Poco a poco esto ha ido cambiando, ya que no es una medida fiable ni justa. Considerar únicamente el CI deshumaniza a la persona e ignora dimensiones importantes como habilidades de la vida diaria. Por ejemplo, ¿qué pasaría con una persona que muestra dificultades en una prueba numérica (2 + 4), pero al llegar a casa prepara su almuerzo y ordena su habitación de manera autónoma? 
Esta necesidad de enfoque multidimensional ha logrado que los manuales de diagnóstico de hoy en día consideren dos aspectos clave al hablar de discapacidad intelectual: niveles de soporte y funcionamiento adaptativo.

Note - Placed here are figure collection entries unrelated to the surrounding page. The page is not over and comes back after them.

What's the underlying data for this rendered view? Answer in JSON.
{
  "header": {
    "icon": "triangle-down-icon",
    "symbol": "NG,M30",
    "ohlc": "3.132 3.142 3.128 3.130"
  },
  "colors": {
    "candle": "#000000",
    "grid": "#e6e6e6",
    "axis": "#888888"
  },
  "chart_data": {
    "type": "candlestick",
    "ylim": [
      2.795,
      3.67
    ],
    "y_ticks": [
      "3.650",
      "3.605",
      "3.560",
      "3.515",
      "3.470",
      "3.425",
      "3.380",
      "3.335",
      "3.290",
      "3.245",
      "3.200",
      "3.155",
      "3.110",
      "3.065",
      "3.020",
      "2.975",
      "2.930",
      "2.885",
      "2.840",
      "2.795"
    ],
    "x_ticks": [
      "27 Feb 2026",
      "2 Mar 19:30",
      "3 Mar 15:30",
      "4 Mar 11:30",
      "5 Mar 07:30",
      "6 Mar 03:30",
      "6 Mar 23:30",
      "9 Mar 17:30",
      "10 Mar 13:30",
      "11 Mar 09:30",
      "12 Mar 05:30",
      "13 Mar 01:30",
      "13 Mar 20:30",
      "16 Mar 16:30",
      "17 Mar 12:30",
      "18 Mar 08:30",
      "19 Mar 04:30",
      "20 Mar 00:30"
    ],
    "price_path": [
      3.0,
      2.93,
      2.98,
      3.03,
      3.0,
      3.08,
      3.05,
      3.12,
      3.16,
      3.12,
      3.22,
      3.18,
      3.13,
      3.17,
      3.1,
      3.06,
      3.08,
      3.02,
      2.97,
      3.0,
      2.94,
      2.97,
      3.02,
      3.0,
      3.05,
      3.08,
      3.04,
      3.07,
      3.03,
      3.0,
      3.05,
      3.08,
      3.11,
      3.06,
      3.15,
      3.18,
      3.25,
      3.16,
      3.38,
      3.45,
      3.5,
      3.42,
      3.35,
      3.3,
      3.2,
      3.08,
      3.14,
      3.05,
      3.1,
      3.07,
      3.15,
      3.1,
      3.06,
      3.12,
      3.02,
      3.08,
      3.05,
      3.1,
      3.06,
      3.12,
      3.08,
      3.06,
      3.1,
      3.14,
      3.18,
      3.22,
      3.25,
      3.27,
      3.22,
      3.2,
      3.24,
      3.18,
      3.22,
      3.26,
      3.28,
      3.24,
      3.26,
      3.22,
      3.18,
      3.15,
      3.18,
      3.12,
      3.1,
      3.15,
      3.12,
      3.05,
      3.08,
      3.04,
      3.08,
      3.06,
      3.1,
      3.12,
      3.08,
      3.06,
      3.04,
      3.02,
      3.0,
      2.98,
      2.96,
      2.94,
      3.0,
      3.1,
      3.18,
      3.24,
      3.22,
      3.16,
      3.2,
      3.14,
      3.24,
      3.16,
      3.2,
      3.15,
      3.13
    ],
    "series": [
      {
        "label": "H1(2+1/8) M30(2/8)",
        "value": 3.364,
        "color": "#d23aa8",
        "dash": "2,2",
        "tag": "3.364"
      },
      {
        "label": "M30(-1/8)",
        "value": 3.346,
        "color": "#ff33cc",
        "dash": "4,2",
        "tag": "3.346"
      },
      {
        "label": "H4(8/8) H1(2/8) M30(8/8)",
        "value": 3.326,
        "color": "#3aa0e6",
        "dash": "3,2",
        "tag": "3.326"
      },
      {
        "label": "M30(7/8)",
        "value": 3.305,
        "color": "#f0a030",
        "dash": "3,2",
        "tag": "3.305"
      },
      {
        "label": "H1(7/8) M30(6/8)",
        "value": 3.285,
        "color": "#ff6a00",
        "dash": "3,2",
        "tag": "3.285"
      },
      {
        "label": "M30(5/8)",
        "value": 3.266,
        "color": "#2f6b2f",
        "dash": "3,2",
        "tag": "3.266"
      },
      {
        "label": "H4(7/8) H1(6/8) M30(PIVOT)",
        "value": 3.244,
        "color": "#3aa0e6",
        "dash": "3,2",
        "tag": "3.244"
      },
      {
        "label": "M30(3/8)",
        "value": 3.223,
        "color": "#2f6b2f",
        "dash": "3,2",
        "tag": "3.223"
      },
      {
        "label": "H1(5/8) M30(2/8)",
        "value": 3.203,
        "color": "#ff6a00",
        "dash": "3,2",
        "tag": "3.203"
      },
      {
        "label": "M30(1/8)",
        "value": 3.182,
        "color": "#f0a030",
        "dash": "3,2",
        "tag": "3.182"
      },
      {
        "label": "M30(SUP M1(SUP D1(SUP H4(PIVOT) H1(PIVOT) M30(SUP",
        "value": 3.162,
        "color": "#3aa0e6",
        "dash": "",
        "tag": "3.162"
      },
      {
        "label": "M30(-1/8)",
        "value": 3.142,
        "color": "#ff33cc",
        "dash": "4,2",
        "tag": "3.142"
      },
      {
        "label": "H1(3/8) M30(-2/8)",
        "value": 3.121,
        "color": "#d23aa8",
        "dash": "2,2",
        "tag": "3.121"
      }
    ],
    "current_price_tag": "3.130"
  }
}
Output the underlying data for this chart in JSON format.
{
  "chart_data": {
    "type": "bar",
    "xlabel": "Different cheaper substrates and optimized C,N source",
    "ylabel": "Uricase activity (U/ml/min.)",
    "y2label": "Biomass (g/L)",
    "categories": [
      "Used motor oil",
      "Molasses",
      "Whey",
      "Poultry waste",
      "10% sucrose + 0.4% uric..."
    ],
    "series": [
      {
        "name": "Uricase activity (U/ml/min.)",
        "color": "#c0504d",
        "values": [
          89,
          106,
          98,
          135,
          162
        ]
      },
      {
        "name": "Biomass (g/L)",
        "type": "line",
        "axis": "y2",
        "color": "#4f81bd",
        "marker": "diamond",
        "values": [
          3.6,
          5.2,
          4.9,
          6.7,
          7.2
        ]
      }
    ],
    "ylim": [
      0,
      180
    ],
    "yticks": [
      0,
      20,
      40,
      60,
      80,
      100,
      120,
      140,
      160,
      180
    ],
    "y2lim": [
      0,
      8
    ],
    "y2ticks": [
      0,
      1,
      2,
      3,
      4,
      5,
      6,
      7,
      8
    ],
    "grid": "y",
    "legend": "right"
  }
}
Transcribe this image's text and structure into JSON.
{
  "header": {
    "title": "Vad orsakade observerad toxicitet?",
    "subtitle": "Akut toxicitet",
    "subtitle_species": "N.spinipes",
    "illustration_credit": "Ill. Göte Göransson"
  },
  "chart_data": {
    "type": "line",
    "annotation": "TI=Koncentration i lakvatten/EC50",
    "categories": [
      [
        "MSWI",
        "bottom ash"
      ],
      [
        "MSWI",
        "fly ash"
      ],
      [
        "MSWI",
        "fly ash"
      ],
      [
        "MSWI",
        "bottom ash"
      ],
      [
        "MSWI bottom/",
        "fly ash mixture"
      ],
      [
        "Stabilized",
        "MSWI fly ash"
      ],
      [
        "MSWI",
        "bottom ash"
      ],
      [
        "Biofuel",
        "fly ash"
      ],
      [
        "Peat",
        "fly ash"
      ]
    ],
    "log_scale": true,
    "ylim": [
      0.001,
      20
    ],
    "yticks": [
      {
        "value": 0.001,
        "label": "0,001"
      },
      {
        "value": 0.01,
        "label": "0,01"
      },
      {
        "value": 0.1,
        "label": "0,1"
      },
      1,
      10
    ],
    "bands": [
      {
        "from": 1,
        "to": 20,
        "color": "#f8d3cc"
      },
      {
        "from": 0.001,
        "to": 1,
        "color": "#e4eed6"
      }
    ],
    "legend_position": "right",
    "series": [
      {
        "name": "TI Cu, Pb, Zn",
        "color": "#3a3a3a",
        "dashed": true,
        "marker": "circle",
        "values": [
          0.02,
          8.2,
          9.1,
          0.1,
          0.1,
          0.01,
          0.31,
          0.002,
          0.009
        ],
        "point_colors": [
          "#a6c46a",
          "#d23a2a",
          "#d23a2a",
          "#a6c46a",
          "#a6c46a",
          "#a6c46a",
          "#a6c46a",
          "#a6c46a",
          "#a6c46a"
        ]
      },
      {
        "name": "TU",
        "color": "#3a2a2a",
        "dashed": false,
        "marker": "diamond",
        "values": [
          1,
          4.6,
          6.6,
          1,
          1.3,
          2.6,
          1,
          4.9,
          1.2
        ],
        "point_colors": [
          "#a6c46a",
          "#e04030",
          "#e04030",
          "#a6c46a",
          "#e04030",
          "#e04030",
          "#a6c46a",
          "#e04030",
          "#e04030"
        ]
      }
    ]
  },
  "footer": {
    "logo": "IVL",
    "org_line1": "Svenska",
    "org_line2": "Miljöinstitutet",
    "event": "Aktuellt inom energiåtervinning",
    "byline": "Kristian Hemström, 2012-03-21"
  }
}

Los niveles de soporte se pueden clasificar en:
1. Intermitente: puntual y de corta duración.
2. Limitado: duración limitada y menor intensidad.
3. Extenso: regular e ilimitado.
4. Generalizado: indefinido y de alta intensidad.
El funcionamiento adaptativo engloba tres dominios:
1. Conceptual: aspectos de tipo académico (memoria, lenguaje, análisis, entre otros).
2. Social: conciencia sobre los propios pensamientos, sentimientos, acciones.
3. Práctico: cuidado personal, gestión de responsabilidades, entre otros.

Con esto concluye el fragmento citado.